Suppose it is necessary to replace all of your teeth when parafunction is present; you just want to consider recommending a bar-supported overdenture. This is a technical procedure, but it may be modified from your patient’s visions of fixed bridges. The overdenture can be removed in the night and can be replaced with a flat-planed night guard, protects the final prosthesis, and reduces strain on the supporting implants and bone. 


           All-too-common scenario, in which a patient presents with a full upper denture, maybe even an upper All-on-4, and decayed and missing lower teeth. If the bicuspids and canines have minimal mobility and are mostly intact, then I would consider saving the tooth. The risk of developing further periodontal disease is likely less than the risk of fracturing the prosthesis or damaging the implant or bone complex due to overly aggressive chewing or parafunction. 
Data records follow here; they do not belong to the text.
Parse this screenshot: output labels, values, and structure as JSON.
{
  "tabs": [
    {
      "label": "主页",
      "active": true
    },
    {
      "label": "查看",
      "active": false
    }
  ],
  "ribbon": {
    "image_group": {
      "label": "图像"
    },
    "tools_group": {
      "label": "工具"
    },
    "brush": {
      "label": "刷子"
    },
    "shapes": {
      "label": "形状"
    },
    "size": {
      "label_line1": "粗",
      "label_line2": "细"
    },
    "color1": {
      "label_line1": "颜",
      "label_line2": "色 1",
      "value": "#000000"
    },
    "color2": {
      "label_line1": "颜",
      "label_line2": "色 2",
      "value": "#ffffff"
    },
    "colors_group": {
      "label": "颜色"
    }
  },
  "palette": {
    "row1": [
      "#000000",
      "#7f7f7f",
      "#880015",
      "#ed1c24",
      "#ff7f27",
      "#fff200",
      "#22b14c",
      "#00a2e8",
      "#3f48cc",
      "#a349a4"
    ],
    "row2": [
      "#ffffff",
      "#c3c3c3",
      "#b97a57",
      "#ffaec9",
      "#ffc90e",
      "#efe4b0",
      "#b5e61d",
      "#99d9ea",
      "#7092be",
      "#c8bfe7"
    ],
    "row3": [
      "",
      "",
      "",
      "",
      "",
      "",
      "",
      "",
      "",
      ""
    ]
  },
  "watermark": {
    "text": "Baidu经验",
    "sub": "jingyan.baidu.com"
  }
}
Let us take another scenario, except five of the six bicuspids and canines have class V decay, four have interproximal decay, and the teeth are covered in plaque. The cavities present aren’t that big, which can be fixed, but how do you feel about the future prognosis? The patients are said to increase their home care, visit the dentist more frequently, and significantly reduce their sugar intake. The Risk of losing the teeth to decay in the no-too-distant future likely exceeds the risk of prosthesis fracture or loss of bone. So, here the best treatment for this patient is an All-on-4 bar overdenture. Apart from the ability to reduce stress, this treatment will accommodate a simplified oral hygiene protocol. You just want to enquire more of time with this kind of patient before the final treatment decision. 


  • “Look better, feel better.” Missing teeth replaced and having a smile on your face, and able to speak properly. When you look and feel better, you increase your level of confidence in yourself. 
  • “Convenience.” These dental implants are permanent in your lifetime. They don’t require any removal for cleaning like dentures, and there are non-messy adhesives to deal with.
  • “Improving your oral health.” Missing teeth are bad for gums and bones, but implants can keep them healthy. 
  • “Eat better.” With the restored chewing ability, you can eat whatever you love to eat.
  • “They last a long time.” Most of them are made up of titanium and are quite durable, and most of the implants last a lifetime with proper care. 

We really feel blessed to have these implants in our armamentarium as options for replacing the missing teeth. In the past days, the patients seemed to be very happy, just able to chew again, and they were appreciative. Nowadays, patients seem less stressed by the awkward feel of All-on-4 bridges and of the amount of time the procedure takes. I suspect this trend will continue as they become even more educated about their options.